Отпустив свою очаровательную и пьяненькую спутницу кататься по побережью на новеньком F_ri, Алексей покачал головой, прогоняя мучительную боль, и вошёл на тиковую палубу огромной океанической яхты, которая по внешнему виду была похожа разве что на атомную субмарину. Название этого корабля состояло лишь из одной, но самой главной буквы алфавита, сияющей в свете золотистой светодиодной подсветки. На верхней палубе с огромным бассейном было достаточно шумно: звучала приятная лаунж-музыка и раздавались громкие тосты под милый хохот множества девичьих голосов. Подмигнув узнавшей его охране, Алексей достал смартфон и, набив короткое сообщение «Я на месте. Встретите?», стал подниматься по лестнице, немного поскрипывающей под его шагами самыми дорогими на свете породами дерева.
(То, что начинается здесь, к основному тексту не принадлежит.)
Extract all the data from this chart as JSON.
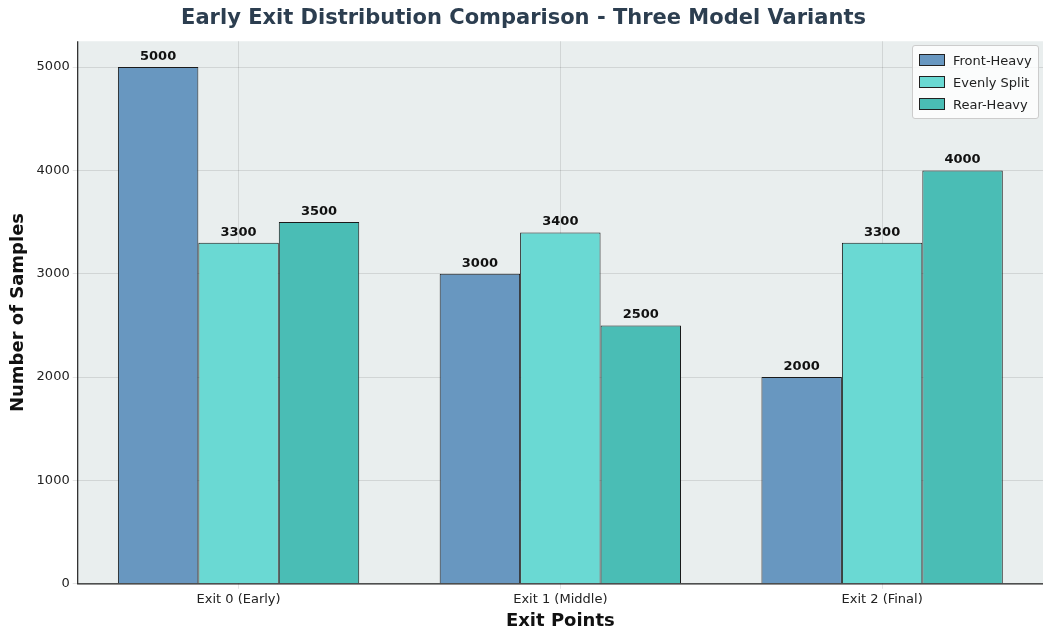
{
  "chart_data": {
    "type": "bar",
    "title": "Early Exit Distribution Comparison - Three Model Variants",
    "xlabel": "Exit Points",
    "ylabel": "Number of Samples",
    "categories": [
      "Exit 0 (Early)",
      "Exit 1 (Middle)",
      "Exit 2 (Final)"
    ],
    "series": [
      {
        "name": "Front-Heavy",
        "color": "#6897c0",
        "values": [
          5000,
          3000,
          2000
        ]
      },
      {
        "name": "Evenly Split",
        "color": "#6ad9d3",
        "values": [
          3300,
          3400,
          3300
        ]
      },
      {
        "name": "Rear-Heavy",
        "color": "#4abdb5",
        "values": [
          3500,
          2500,
          4000
        ]
      }
    ],
    "ylim": [
      0,
      5250
    ],
    "yticks": [
      0,
      1000,
      2000,
      3000,
      4000,
      5000
    ],
    "grid": true,
    "legend": "top right",
    "data_labels": true
  }
}
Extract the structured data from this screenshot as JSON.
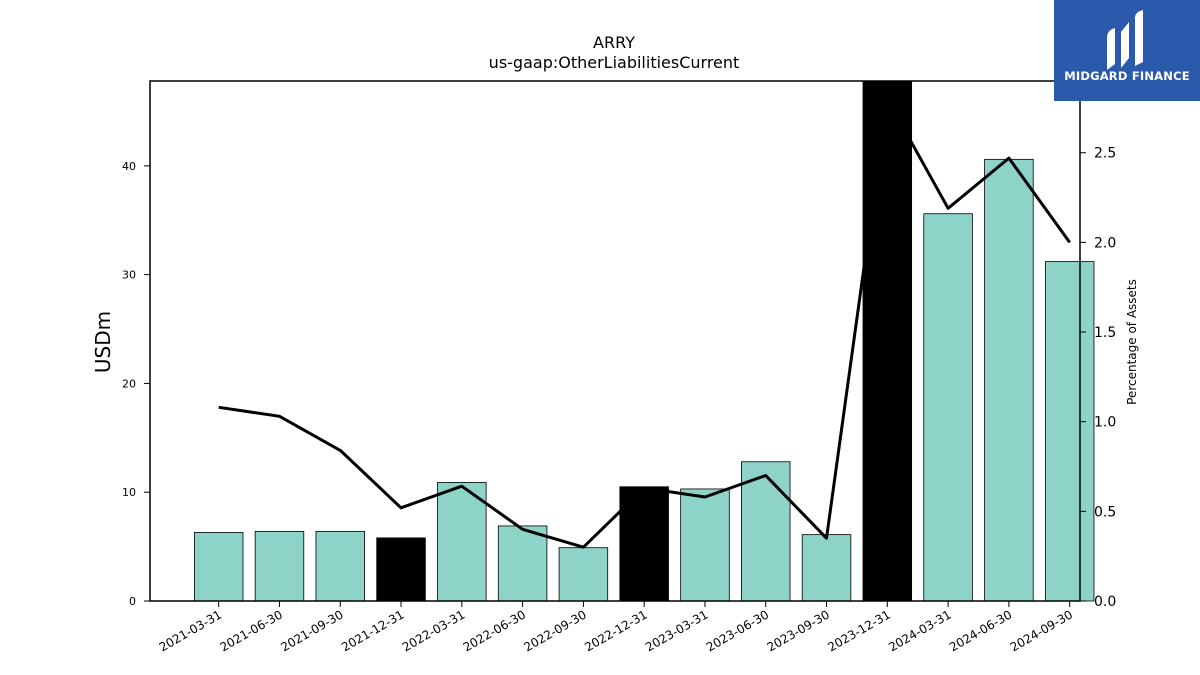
{
  "brand": {
    "name": "MIDGARD FINANCE",
    "bg_color": "#2b5aad",
    "icon": "midgard-m-logo-icon"
  },
  "chart_data": {
    "type": "bar",
    "title": "ARRY",
    "subtitle": "us-gaap:OtherLiabilitiesCurrent",
    "ylabel": "USDm",
    "y2label": "Percentage of Assets",
    "categories": [
      "2021-03-31",
      "2021-06-30",
      "2021-09-30",
      "2021-12-31",
      "2022-03-31",
      "2022-06-30",
      "2022-09-30",
      "2022-12-31",
      "2023-03-31",
      "2023-06-30",
      "2023-09-30",
      "2023-12-31",
      "2024-03-31",
      "2024-06-30",
      "2024-09-30"
    ],
    "series": [
      {
        "kind": "bar",
        "values": [
          6.3,
          6.4,
          6.4,
          5.8,
          10.9,
          6.9,
          4.9,
          10.5,
          10.3,
          12.8,
          6.1,
          48.0,
          35.6,
          40.6,
          31.2
        ],
        "colors": [
          "#8dd3c7",
          "#8dd3c7",
          "#8dd3c7",
          "#000000",
          "#8dd3c7",
          "#8dd3c7",
          "#8dd3c7",
          "#000000",
          "#8dd3c7",
          "#8dd3c7",
          "#8dd3c7",
          "#000000",
          "#8dd3c7",
          "#8dd3c7",
          "#8dd3c7"
        ]
      },
      {
        "kind": "line",
        "axis": "right",
        "values": [
          1.08,
          1.03,
          0.84,
          0.52,
          0.64,
          0.4,
          0.3,
          0.63,
          0.58,
          0.7,
          0.35,
          2.8,
          2.19,
          2.47,
          2.0
        ],
        "color": "#000000"
      }
    ],
    "ylim": [
      0,
      47.8
    ],
    "yticks": [
      0,
      10,
      20,
      30,
      40
    ],
    "y2lim": [
      0,
      2.9
    ],
    "y2ticks": [
      "0.0",
      "0.5",
      "1.0",
      "1.5",
      "2.0",
      "2.5"
    ],
    "grid": false
  }
}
На его больную замороченную голову даже этот еле слышный скрип действовал, как изощренная и очень элитарная форма китайской пытки.
Рефлексия нашего героя, в целом, была объяснима. Тот вопрос, который Алексей сегодня хотел обсудить, был для него гораздо важнее, чем для хозяина этой роскошной плавучей крепости. Развитие этого проекта Алексей считал квинтэссенцией всего полученного жизненного опыта и конечной целью его дальнейшего существования. А находиться в позиции просящего Алексею не доставляло никакого кайфу. Но вариантов не было, разговаривать стоило, тем более, что эту возможность высокопоставленные знакомые Алексея добывали чуть ли не с начала года.